Her name is Mary, but to us at Feeding Hands she is affectionately known as Motel Mary. She is homeless and lives in a motel room. Every month Feeding Hands delivers food to her at her motel room. Every month as I drive into the parking lot of the motel, she is in the window of her room, just waiting. As I back into the parking spot to unload the boxes and bags, the door opens and there she is. She usually has a mask on now because she would do absolutely nothing to endanger me.
You might wonder if Mary is lazy, unmotivated, or just wanting a handout. Nothing could be farther from the truth. She has a caseworker, who is the one who referred her to Feeding Hands. She has doctors for her heart and for her problem feet. She relies on the county to get her to her appointments. If she calls far enough ahead a county mini-bus picks her up and delivers her to where she needs to go. Without that bus she wouldn’t be able to go anywhere. She has just had a really hard life and needs help to survive. And she is just so grateful for any help she receives.
Please don’t get me wrong. There is so much that she can’t fix. Mary has no family. Her only source of income is Social Security, but almost all that pays for her motel room – her home – and for her phone. In the past six months or so, she was finally approved for food stamps. She gets $150 a month and orders from the ShopRite site on her phone. $150 doesn’t go very far, especially when you have to pay for the food to be delivered. Her room has a motel sized refrigerator and a small microwave. I always bring her a box that Feeding Hands volunteers have packed specifically for people who only have a microwave. She always pulls the box open while I am still standing there in her doorway, so excited for what surprises may be inside. And then she always starts to cry. They are tears of joy and just so much gratitude.

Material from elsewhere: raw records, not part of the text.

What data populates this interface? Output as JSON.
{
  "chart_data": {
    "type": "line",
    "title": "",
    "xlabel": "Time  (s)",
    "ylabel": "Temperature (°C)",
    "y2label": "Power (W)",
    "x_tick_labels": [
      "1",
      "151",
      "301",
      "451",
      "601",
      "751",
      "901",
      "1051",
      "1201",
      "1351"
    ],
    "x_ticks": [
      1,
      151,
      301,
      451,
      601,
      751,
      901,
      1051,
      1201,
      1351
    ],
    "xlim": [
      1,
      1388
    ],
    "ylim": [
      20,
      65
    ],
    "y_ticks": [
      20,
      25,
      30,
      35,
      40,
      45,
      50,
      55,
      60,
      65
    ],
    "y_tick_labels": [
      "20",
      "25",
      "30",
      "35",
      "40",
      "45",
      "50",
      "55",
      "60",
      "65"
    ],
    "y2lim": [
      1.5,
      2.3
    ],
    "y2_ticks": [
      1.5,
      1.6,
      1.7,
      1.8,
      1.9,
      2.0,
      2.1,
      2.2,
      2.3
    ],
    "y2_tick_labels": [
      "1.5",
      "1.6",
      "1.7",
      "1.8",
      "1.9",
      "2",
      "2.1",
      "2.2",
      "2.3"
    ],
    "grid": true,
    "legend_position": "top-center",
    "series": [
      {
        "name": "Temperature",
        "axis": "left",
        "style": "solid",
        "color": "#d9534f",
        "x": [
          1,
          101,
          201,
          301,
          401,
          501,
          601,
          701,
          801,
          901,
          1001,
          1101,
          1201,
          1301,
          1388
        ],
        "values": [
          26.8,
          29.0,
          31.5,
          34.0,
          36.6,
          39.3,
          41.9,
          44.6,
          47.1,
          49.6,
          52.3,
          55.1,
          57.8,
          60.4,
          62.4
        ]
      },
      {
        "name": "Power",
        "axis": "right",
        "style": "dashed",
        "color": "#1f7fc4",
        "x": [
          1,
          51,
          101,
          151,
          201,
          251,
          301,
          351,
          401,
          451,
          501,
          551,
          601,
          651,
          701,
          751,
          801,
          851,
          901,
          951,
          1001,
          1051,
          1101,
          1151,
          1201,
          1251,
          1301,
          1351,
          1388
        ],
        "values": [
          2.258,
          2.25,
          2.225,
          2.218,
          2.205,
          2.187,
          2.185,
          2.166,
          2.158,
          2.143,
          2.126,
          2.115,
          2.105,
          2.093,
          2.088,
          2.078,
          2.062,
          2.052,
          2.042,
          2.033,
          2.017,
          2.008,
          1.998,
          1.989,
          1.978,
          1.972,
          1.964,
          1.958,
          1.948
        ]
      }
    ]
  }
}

I first got to know Mary before masks hid our faces from each other. She is missing most of her teeth. Her scraggly gray hair sticks out in all directions, and in all this time I’ve only seen her in a couple of different outfits. I completely understand that Mary has some mental health concerns, but that’s ok. There are others who are helping her in those areas. If there weren’t, Feeding Hands would step in and refer her to the services she needs. The role right now for Feeding Hands is to give her the food that she needs to both survive and hopefully, thrive, and for me as a Feeding Hands volunteer to be there when I say I will be, to call her every couple of weeks, to bring her the healthy food that she needs, and to listen with both my ears and my heart as I stand there in her doorway. This week Mary told me how happy her doctor is because she has gained some weight. She told him that it is because of the food that Feeding Hands provides to her.
Mary has one thing that she loves more than anything else and that is strawberries. Those of us on the Feeding Hands team have come to know that and when a really red, ripe package of strawberries comes our way we are very likely to set it aside for Mary. This past week I delivered her food to her. She was so excited and grateful, as she always is. I put the boxes and bags down on the floor of her room and then asked her to check in one particular bag. “Strawberries!!!” she yelled, and then she started to cry.
They are just strawberries to me, and I can buy them for myself any time I’d like to. To Mary, however, they are a wonderful gift! I’ve told Mary all about Feeding Hands – who we are and why we do what we do. She understands and she is just so grateful. A few weeks will pass, she will be running low on food, and she will again be waiting in her window for me with my boxes and bags of food – and her strawberries. There is just something about watching someone literally hugging a package of strawberries that changes my life again every time I see it. I expect that it always will.